READ MORE: Machine vs machine: Defending critical financial systems in the era of Agentic AI
READ MORE: Financial tech raises systemic risk by accelerating bank runs, Bank of England warns
On traditional exchanges such as the New York Stock Exchange and NASDAQ, market makers facilitate trading by quoting bid and ask prices and standing ready to execute transactions. Dark pools operate differently: trading is fully electronic and anonymous, and execution occurs only when buy and sell orders match.

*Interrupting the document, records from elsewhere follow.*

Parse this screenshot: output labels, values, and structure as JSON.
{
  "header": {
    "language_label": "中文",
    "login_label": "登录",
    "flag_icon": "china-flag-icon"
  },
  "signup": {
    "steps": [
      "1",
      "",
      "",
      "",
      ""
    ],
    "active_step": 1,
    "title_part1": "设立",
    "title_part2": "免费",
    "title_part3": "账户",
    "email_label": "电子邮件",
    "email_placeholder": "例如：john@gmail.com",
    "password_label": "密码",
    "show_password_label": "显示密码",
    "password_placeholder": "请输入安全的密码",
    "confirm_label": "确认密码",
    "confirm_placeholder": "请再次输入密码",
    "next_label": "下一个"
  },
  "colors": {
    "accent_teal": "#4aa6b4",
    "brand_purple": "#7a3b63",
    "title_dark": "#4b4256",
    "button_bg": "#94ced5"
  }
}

For informed traders, whose information loses value quickly, that execution risk is costly. As a result, they are more likely to favour organised exchanges, where trades are completed more reliably.
“When it becomes harder and more expensive to profit from private information, traders have less incentive to acquire it in the first place,” Shaw said. “As a result, less effort is devoted to uncovering firm-specific information.”
The paper, Crashing in the Dark? Trading and Stock Price Crashes, was published in the Journal of Business Finance & Accounting. Co-authors are Bidisha Chakrabarty and Xu (Frank) Wang of Saint Louis University.